2011年5月アーカイブ

水溶化樹脂のなかではアルカリ可溶性樹脂がインキの固着剤として重要です。


分子構造中にカルボキシル基(-COOH)をもった水不溶性樹脂に、水溶化剤であるアンモニア水または有機アミンを加えてアルカリ性にすると、アンモニウム塩またはアミン塩が生成してイオン化します。


樹脂は水溶化されてコロイド溶液となります。


印刷後インキが乾燥すれば、アンモニウ.ム塩またはアミン塩は分解し、アンモニアまたは有機アミンが蒸発。


元の水不溶性樹脂に戻って、エプソン トナーで印刷したように耐水性のインキ皮膜が形成されます。


水性フレキソインキに用いられる水溶化樹脂には、アクリル樹脂、マレイン酸樹脂、フマル酸樹脂、スチレン・マレイン酸共重合樹脂などの高酸価樹脂があります。


水性分散樹脂とは、一般に酢ビエマルション、アクリルエマルション、合成ゴムラテックスと呼ばれているようなエマルションラテックスのことです。


分子量が10万以上というような高分子物質が水中に安定に懸濁・分散したものをいいます。

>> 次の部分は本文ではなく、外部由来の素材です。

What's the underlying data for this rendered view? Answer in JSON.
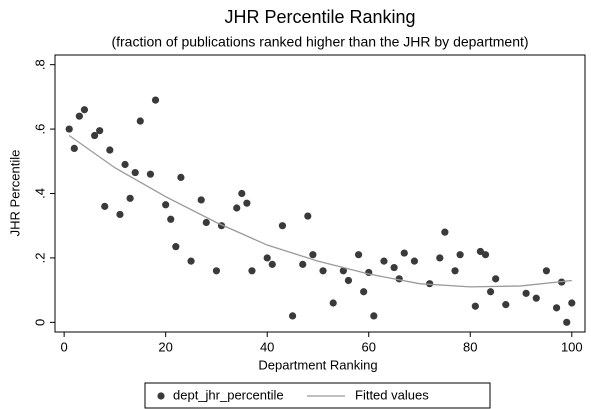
{
  "chart_data": {
    "type": "scatter",
    "title": "JHR Percentile Ranking",
    "subtitle": "(fraction of publications ranked higher than the JHR by department)",
    "x_label": "Department Ranking",
    "y_label": "JHR Percentile",
    "xlim": [
      -1.8,
      102.6
    ],
    "ylim": [
      -0.03,
      0.83
    ],
    "xticks": [
      0,
      20,
      40,
      60,
      80,
      100
    ],
    "yticks": [
      0,
      {
        "value": 0.2,
        "label": ".2"
      },
      {
        "value": 0.4,
        "label": ".4"
      },
      {
        "value": 0.6,
        "label": ".6"
      },
      {
        "value": 0.8,
        "label": ".8"
      }
    ],
    "series": [
      {
        "name": "dept_jhr_percentile",
        "type": "scatter",
        "color": "#3a3a3a",
        "x": [
          1,
          2,
          3,
          4,
          6,
          7,
          8,
          9,
          11,
          12,
          13,
          14,
          15,
          17,
          18,
          20,
          21,
          22,
          23,
          25,
          27,
          28,
          30,
          31,
          34,
          35,
          36,
          37,
          40,
          41,
          43,
          45,
          47,
          48,
          49,
          51,
          53,
          55,
          56,
          58,
          59,
          60,
          61,
          63,
          65,
          66,
          67,
          69,
          72,
          74,
          75,
          77,
          78,
          81,
          82,
          83,
          84,
          85,
          87,
          91,
          93,
          95,
          97,
          98,
          99,
          100
        ],
        "values": [
          0.6,
          0.54,
          0.64,
          0.66,
          0.58,
          0.595,
          0.36,
          0.535,
          0.335,
          0.49,
          0.385,
          0.465,
          0.625,
          0.46,
          0.69,
          0.365,
          0.32,
          0.235,
          0.45,
          0.19,
          0.38,
          0.31,
          0.16,
          0.3,
          0.355,
          0.4,
          0.37,
          0.16,
          0.2,
          0.18,
          0.3,
          0.02,
          0.18,
          0.33,
          0.21,
          0.16,
          0.06,
          0.16,
          0.13,
          0.21,
          0.095,
          0.155,
          0.02,
          0.19,
          0.17,
          0.135,
          0.215,
          0.19,
          0.12,
          0.2,
          0.28,
          0.16,
          0.21,
          0.05,
          0.22,
          0.21,
          0.095,
          0.135,
          0.055,
          0.09,
          0.075,
          0.16,
          0.045,
          0.125,
          0,
          0.06
        ]
      },
      {
        "name": "Fitted values",
        "type": "line",
        "color": "#9a9a9a",
        "x": [
          1,
          10,
          20,
          30,
          40,
          50,
          60,
          70,
          80,
          90,
          100
        ],
        "values": [
          0.58,
          0.48,
          0.39,
          0.31,
          0.24,
          0.19,
          0.15,
          0.12,
          0.11,
          0.113,
          0.13
        ]
      }
    ]
  }
}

水性分散樹脂を用いた水性インキは、流動性、レベリング性、機上安定性、再溶解性、光沢などは他の水性樹脂からつくったインキよりも劣ります。


しかし、皮膜強度、耐摩擦性、耐アルカリ性、耐水性、耐溶剤性などの点ではすぐれているのです。


1973年ごろより、石油価格の高騰と、有機溶剤による大気汚染が社会問題となりました。


それに対応して溶剤型インキに代わる水性インキが注目されるようになりました。


・・・しかし、水性フレキソインキは製袋関係でかなり以前からさかんに使われてきており、べつに新しいインキとはいえませんが、これに用いる固着剤の進歩はいちじるしいですね。


水性フレキソインキの固着剤としては、以前はアラビアゴム、パルプ廃液、セラック、デキストリン、カゼインなどが用いられたことがありました。


しかし、現在ではアクリル系樹脂やマレイン酸樹脂などが使われるようになり、トナーカートリッジのインキの印刷適性、印刷効果、耐水性、耐摩擦性、接着性などが改善され、紙ばかりでなくプラスチックへも水性インキで印刷できるようになりました。


水性インキ用の水性樹脂を分類すると次の3つになります。


・水溶性樹脂


・水溶化樹脂(コロイダルディスパージョン、ヒドロゾル)


・水性分散樹脂(エマルションラテックス)


水溶性樹脂は、アラビアゴム、デキストリン、ヒドロキシエチルセルロース(HEC)のように、樹脂そのものが水溶性のものをいいます。


これよりつくったインキは耐水性が劣るため、水性インキの主原料とはなりえず、ただ流動性の調節や保護コロイドの目的で添加されることがあります。